Thursday, March 26, 2020

UK bill on limitation of actions

The Overseas Operations (Service Personnel and Veterans) Bill that was recently introduced in Parliament can be found here. It would limit the period in which certain offenses may be prosecuted. Of particular interest are s. 2, which erects a presumption against prosecution for certain offenses after five years, and s. 3, which provides guidance for when offenses more than five years old should be prosecuted:

2 Presumption against prosecution 

The principle referred to in section 1(1) is that it is to be exceptional for a relevant prosecutor making a decision to which that section applies to determine that proceedings should be brought against the person for the offence or, as the case may be, that the proceedings against the person for the offence should be continued.

3 Matters to be given particular weight 

(1) In making a decision to which section 1 applies, a relevant prosecutor must give particular weight to the matters set out in subsection (2) (so far as they tend to reduce the person’s culpability or otherwise tend against prosecution).

(2) Those matters are—

(a) the adverse effect (or likely adverse effect) on the person of the conditions the person was exposed to during deployment on the operations mentioned in section 1(3)(b), including their experiences and responsibilities (for example, being exposed to unexpected or continuous threats, being in command of others who were so exposed, or being deployed alongside others who were killed or severely wounded in action);

(b) in a case where there has been a relevant previous investigation and no compelling new evidence has become available, the public interest in finality (as regards how the person is to be dealt with) being achieved without undue delay.

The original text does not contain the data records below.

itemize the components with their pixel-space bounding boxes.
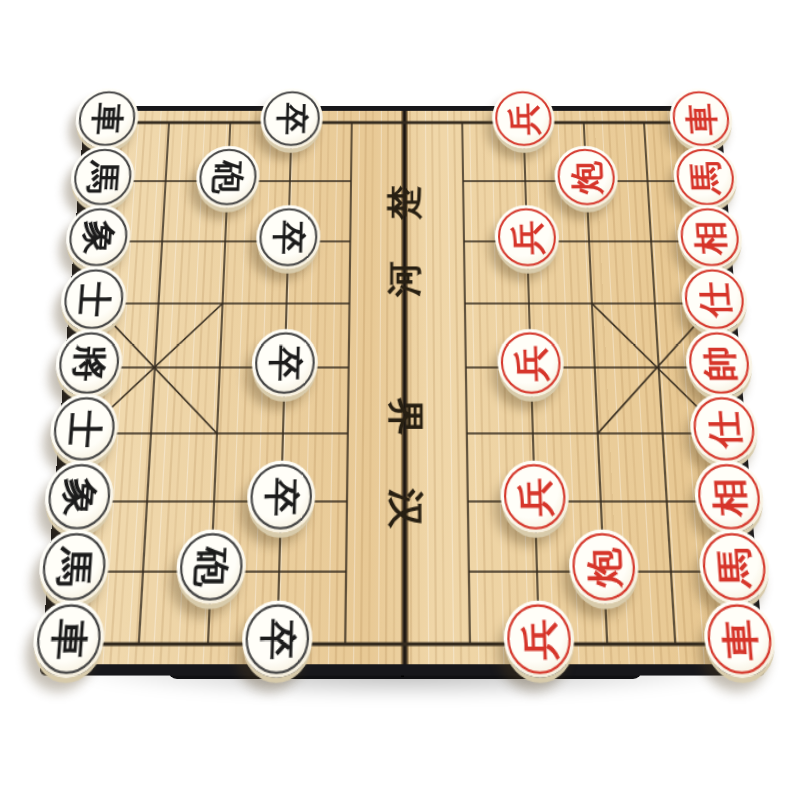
piece-character: 相 <box>691 220 728 254</box>
board-scene: 楚 河 界 汉 車馬象士將士象馬車砲砲卒卒卒卒卒兵兵兵兵兵炮炮車馬相仕帥仕相馬車 <box>40 106 765 676</box>
piece-character: 仕 <box>705 410 743 447</box>
piece-character: 馬 <box>714 547 754 587</box>
piece-character: 卒 <box>271 220 306 254</box>
piece-character: 兵 <box>516 477 553 516</box>
piece-character: 象 <box>60 477 99 516</box>
piece-character: 象 <box>80 220 117 254</box>
piece-character: 帥 <box>700 345 738 381</box>
piece-character: 砲 <box>210 160 245 193</box>
board-frame: 楚 河 界 汉 車馬象士將士象馬車砲砲卒卒卒卒卒兵兵兵兵兵炮炮車馬相仕帥仕相馬車 <box>40 106 765 676</box>
piece-character: 車 <box>683 102 718 134</box>
piece-black-chariot[interactable]: 車 <box>31 600 107 677</box>
piece-character: 士 <box>65 410 103 447</box>
piece-character: 兵 <box>513 345 549 381</box>
piece-black-soldier[interactable]: 卒 <box>241 600 313 677</box>
piece-character: 車 <box>719 618 759 659</box>
piece-character: 卒 <box>258 618 297 659</box>
river-char-chu: 楚 <box>381 185 428 220</box>
piece-character: 炮 <box>585 547 624 587</box>
piece-character: 仕 <box>696 281 733 316</box>
piece-character: 車 <box>89 102 124 134</box>
piece-red-chariot[interactable]: 車 <box>702 600 778 677</box>
river-char-he: 河 <box>381 261 429 297</box>
piece-character: 兵 <box>520 618 559 659</box>
piece-character: 炮 <box>569 160 604 193</box>
piece-character: 砲 <box>192 547 230 587</box>
piece-character: 兵 <box>509 220 544 254</box>
piece-character: 相 <box>710 477 749 516</box>
piece-character: 馬 <box>85 160 121 193</box>
piece-character: 車 <box>49 618 89 659</box>
piece-character: 卒 <box>263 477 300 516</box>
piece-character: 兵 <box>506 102 540 134</box>
piece-red-soldier[interactable]: 兵 <box>492 88 556 149</box>
piece-character: 將 <box>70 345 108 381</box>
piece-character: 士 <box>75 281 112 316</box>
piece-character: 卒 <box>267 345 303 381</box>
river-char-jie: 界 <box>380 397 430 435</box>
piece-character: 卒 <box>275 102 309 134</box>
piece-character: 馬 <box>54 547 94 587</box>
xiangqi-product-photo: 楚 河 界 汉 車馬象士將士象馬車砲砲卒卒卒卒卒兵兵兵兵兵炮炮車馬相仕帥仕相馬車 <box>0 0 800 800</box>
xiangqi-board: 楚 河 界 汉 車馬象士將士象馬車砲砲卒卒卒卒卒兵兵兵兵兵炮炮車馬相仕帥仕相馬車 <box>52 111 753 664</box>
piece-character: 馬 <box>687 160 723 193</box>
river-char-han: 汉 <box>380 489 431 529</box>
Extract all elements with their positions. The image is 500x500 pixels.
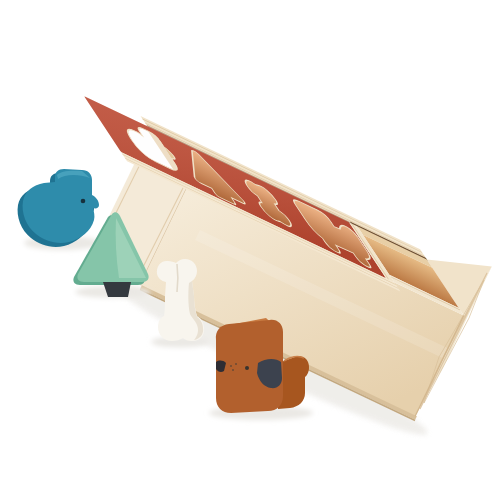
bird-eye	[81, 199, 86, 204]
bird-block	[18, 169, 100, 250]
dog-eye	[245, 366, 249, 370]
dog-whisker-dot-2	[235, 363, 237, 365]
product-photo-stage	[0, 0, 500, 500]
bone-crease	[177, 264, 178, 292]
dog-whisker-dot-3	[232, 369, 234, 371]
dog-whisker-dot-1	[230, 365, 232, 367]
shape-sorter-scene	[0, 0, 500, 500]
bird-front-face	[23, 169, 99, 243]
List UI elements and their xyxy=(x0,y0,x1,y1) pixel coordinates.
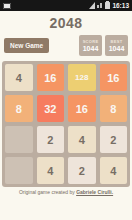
tile-4: 4 xyxy=(100,157,128,184)
empty-cell xyxy=(5,157,33,184)
tile-2: 2 xyxy=(100,126,128,153)
page-title: 2048 xyxy=(0,15,132,31)
tile-2: 2 xyxy=(37,126,65,153)
tile-16: 16 xyxy=(100,64,128,91)
best-value: 1044 xyxy=(109,45,125,52)
status-time: 16:13 xyxy=(112,2,129,9)
tile-4: 4 xyxy=(5,64,33,91)
tile-4: 4 xyxy=(68,126,96,153)
best-box: BEST 1044 xyxy=(105,35,128,56)
empty-cell xyxy=(5,126,33,153)
network-icon xyxy=(97,3,102,8)
score-label: SCORE xyxy=(83,39,99,44)
score-value: 1044 xyxy=(83,45,99,52)
controls-row: New Game SCORE 1044 BEST 1044 xyxy=(4,35,128,56)
attribution-text: Original game created by xyxy=(19,189,76,195)
tile-8: 8 xyxy=(5,95,33,122)
signal-icon xyxy=(89,2,95,9)
tile-8: 8 xyxy=(100,95,128,122)
attribution: Original game created by Gabriele Cirull… xyxy=(0,189,132,195)
score-box: SCORE 1044 xyxy=(79,35,102,56)
new-game-button[interactable]: New Game xyxy=(4,38,49,53)
app-screen: 16:13 2048 New Game SCORE 1044 BEST 1044… xyxy=(0,0,132,220)
tile-16: 16 xyxy=(37,64,65,91)
best-label: BEST xyxy=(111,39,123,44)
attribution-link[interactable]: Gabriele Cirulli. xyxy=(76,189,113,195)
tile-128: 128 xyxy=(68,64,96,91)
tile-2: 2 xyxy=(68,157,96,184)
status-bar: 16:13 xyxy=(0,0,132,11)
tile-32: 32 xyxy=(37,95,65,122)
board-grid[interactable]: 41612816832168242424 xyxy=(2,61,130,187)
battery-icon xyxy=(105,2,110,9)
notification-icon xyxy=(3,3,11,9)
tile-4: 4 xyxy=(37,157,65,184)
tile-16: 16 xyxy=(68,95,96,122)
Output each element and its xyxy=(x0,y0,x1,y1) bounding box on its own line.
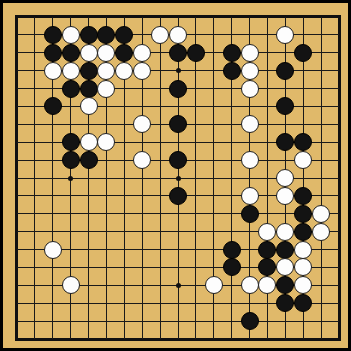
white-stone xyxy=(169,26,187,44)
black-stone xyxy=(223,258,241,276)
grid-line-vertical xyxy=(321,17,322,339)
white-stone xyxy=(62,62,80,80)
black-stone xyxy=(169,187,187,205)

(3) In considering the matter in subsection (2)(a), the prosecutor must have regard to the exceptional demands and stresses to which members of Her Majesty’s forces are likely to be subject while deployed on overseas operations, regardless of their length of service, rank or personal resilience.

(4) In subsection (2)(a) “adverse effect”, in relation to a person, means—

(a) an adverse effect on their capacity to make sound judgements or exercise self control, or

(b) any other adverse effect on their mental health, and in this subsection “effect” means an effect at the time of the alleged conduct.